Si l’affaire Dray suscite autant de passions, c’est que le bonhomme symbolise une certaine époque. Venu de l’extrême gauche (LCR), il est à l’origine de la création de SOS-Racisme dont il a sélectionné et coaché la plupart des dirigeants. Il a entretenu des relations très nourries avec l’Elysée – qui a financé l’organisation anti-raciste – et œuvré à la réélection de François Mitterrand. Il n’a jamais pris ses distances avec les errements du second mandat du président dit socialiste (tout en étant l’un des artisans de la Gauche socialiste). Cette période a été marquée par des transferts d’argent douteux, une instrumentalisation du Front national et un train de vie ostentatoire (rappelons-nous du « gang des R25 »). Tout cela, Julien Dray, l’ancien révolutionnaire, l’a incarné jusqu’à la caricature. C’est peut-être cela que souhaite solder la direction du PS (Martine Aubry et son lieutenant de l’Essonne, François Lamy) qui trouve le symbole Dray bien encombrant…

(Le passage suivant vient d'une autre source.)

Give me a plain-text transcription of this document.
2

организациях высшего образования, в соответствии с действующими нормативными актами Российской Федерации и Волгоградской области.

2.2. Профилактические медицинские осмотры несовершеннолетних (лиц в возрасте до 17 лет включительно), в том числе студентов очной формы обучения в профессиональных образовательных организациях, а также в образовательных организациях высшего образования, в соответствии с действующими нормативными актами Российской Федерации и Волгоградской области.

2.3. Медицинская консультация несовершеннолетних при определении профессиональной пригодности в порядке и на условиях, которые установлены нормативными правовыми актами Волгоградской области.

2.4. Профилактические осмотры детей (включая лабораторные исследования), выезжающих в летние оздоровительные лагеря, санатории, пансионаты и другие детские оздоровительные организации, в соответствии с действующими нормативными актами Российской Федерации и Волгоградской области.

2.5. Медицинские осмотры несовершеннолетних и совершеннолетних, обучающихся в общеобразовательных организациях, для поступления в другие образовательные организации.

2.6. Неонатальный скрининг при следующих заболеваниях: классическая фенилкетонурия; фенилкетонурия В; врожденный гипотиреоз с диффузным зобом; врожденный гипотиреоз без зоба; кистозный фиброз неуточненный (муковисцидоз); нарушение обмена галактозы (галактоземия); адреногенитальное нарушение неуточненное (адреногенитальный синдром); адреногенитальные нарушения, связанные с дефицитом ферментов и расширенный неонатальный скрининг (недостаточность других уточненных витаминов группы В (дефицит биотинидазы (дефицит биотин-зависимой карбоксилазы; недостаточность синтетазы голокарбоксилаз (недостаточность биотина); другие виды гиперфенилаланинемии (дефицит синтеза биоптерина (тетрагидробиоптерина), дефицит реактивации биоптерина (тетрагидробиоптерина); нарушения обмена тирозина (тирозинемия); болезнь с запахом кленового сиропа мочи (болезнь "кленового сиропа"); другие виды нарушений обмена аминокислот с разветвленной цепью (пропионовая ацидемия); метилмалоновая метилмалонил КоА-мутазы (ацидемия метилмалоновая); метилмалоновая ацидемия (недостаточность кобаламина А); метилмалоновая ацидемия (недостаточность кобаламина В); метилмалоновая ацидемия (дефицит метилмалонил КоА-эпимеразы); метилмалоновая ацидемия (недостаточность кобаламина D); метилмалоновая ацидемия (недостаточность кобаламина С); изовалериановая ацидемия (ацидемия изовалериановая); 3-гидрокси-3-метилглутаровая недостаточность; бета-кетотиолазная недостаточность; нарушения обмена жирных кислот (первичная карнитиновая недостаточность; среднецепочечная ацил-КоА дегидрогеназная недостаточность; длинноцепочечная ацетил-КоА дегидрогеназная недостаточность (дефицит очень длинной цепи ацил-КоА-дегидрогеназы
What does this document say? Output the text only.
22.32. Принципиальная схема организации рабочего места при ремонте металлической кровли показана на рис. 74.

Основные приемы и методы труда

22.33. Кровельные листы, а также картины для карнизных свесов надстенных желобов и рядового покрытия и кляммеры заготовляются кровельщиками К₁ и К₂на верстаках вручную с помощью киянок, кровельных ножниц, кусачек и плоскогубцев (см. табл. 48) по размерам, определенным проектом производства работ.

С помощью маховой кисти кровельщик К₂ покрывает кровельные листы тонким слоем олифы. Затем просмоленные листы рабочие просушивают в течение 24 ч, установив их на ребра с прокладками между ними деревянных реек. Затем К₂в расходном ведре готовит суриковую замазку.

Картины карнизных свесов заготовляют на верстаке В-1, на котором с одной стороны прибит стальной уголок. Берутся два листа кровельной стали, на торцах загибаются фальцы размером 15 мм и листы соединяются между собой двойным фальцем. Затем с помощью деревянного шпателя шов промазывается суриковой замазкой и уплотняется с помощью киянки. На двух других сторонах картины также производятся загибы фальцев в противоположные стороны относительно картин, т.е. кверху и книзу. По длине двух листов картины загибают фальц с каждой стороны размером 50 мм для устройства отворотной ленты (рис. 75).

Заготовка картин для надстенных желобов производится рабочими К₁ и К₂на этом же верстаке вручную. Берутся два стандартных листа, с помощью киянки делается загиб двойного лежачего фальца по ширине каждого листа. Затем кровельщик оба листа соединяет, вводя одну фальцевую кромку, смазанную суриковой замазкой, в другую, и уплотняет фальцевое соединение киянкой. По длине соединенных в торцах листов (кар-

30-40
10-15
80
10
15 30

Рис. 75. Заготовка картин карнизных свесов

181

Car le député – vice-président du conseil régional incarne tout ce qui a fait tant de mal au PS. Julien Dray, comme on le sait, a un goût prononcé pour le luxe (il collectionne les montres qu’aucun Smicard ne peut se payer), pour l’intrigue politique (il a été activement courtisé par Nicolas Sarkozy – à moins que ce soit l’inverse) et pour les petites phrases assassines. C’est un orfèvre des coups tordus au sein du parti et il paraît étonnant qu’il s’étonne que tous ses camarades n’aient pas mouillé la chemise pour le défendre.
Pour autant, se débarrasser d’un symbole peut s’avérer dangereux politiquement (les réseaux Dray vont s’activer pour trouver une riposte) et surtout ne règle pas les questions de fond. Comment séparer plus nettement l’exercice de la politique et l’accumulation d’argent ? Comment prétendre représenter des couches populaires paupérisées si on vit avec les revenus d’un cadre supérieur sans avoir connu d’ailleurs les vicissitudes de la vie d’une entreprise ? De nombreux Dray’s boys and girls (les anciens dirigeants de SOS-Racisme) sont passés directement du syndicalisme étudiant (qui n’est pas exempt de bizarreries financières) à la politique active, via souvent des cabinets politiques ou des agences de communication. Leur élévation sociale, l’accroissement considérable de leur niveau de vie sont liés à l’exercice de leurs fonctions politiques. Perdre un mandat pour Julien Dray (qui reste député) est insupportable du point de vue politique mais aussi sur un simple critère financier. Sauf à perdre toute crédibilité auprès de populations déjà sceptiques, la politique ne peut/ne doit être une rente de situation. En sanctionnant le « malheureux Juju », la direction du PS entend-elle prévilégier ce message ?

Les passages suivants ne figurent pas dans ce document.